The drones were small and relatively cheap. Despite using the latest technology, they were the sort of thing which can be built in almost any garage. They leverage off-the-shelf civilian components such as popular jet skis.
This means that the risk of use is very low. Ukraine had very little to lose, in naval terms, from making the attack. They may have lost their surprise factor now, but they remain a threat to the Russians and they could easily be used again.
Defense analysts have been predicting swarm attacks for years. And Western navies have been arming and training to better defend against close-in surface threats. We can speculate that had the same drones been attacking the U.S. Navy, or Royal Navy, they would have faired much worse. But that doesn’t make them easy targets, or a threat which can be dismissed. Western navies have invested so much into this threats precisely because it is dangerous to expensive warships. But until now it was largely theoretical.

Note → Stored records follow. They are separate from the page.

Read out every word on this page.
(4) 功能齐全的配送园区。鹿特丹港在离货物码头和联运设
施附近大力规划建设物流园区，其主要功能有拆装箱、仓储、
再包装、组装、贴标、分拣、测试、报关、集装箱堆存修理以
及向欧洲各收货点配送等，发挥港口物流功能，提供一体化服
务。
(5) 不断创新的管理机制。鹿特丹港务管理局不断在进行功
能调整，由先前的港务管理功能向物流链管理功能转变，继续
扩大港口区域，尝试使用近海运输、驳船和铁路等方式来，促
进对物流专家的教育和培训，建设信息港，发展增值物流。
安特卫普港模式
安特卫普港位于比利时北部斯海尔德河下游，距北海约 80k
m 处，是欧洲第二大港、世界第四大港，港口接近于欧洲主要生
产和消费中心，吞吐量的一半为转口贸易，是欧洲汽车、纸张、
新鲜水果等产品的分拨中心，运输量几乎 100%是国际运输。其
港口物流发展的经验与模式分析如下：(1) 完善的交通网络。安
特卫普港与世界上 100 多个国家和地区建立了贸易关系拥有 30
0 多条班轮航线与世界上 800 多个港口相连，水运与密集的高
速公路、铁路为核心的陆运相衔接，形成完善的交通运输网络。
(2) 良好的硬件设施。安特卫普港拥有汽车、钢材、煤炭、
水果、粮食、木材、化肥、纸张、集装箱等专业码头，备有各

What World Navies Can Learn From Ukraine’s Maritime Drones
Stepping back, the weaponization of small USVs seems obvious. It is analogous to the weaponization of UAVs, especially the commercial quadrotor types. Those too are changing the landscape of war. Yet, this new trend in USVs was not as obvious as we may now believe.
Up to now, the growing number of USV programs in navies have completely overlooked this use case. A survey of the USV programs of any leading navy show many advanced and relevant designs. But they are focused on unarmed tasks such as intelligence, surveillance and reconnaissance (ISR), or mine countermeasures. Some are armed, but more for a defensive role.
Indeed, putting a warhead on a small USV and ramming an enemy warship should have been obvious. But for political reasons, and possibly a lack of imagination in some quarters, that’s not what navies were asking for. That may now change.
These USVs will remain, individually, a relatively low threat to a well trained and equipped navy. Especially as the element of surprise recedes. But they could be a regular threat in any future war, part of the fabric which cannot be ignored.
These types of weaponized USVs should not be the preserve of smaller navies hoping for an asymmetric answer to a larger adversary. They should be in the arsenals of major navies too. At the same time, it should be recognized that part of their advantage is in their cheapness. This is what translates into low risk of use and ability to sustain a persistent threat through numbers. This means that requirements and specifications need to be kept in check.
How quickly the USV market adapts to the new role remains to be seen. But analysts and navies will be looking at this type of scenario for years to come.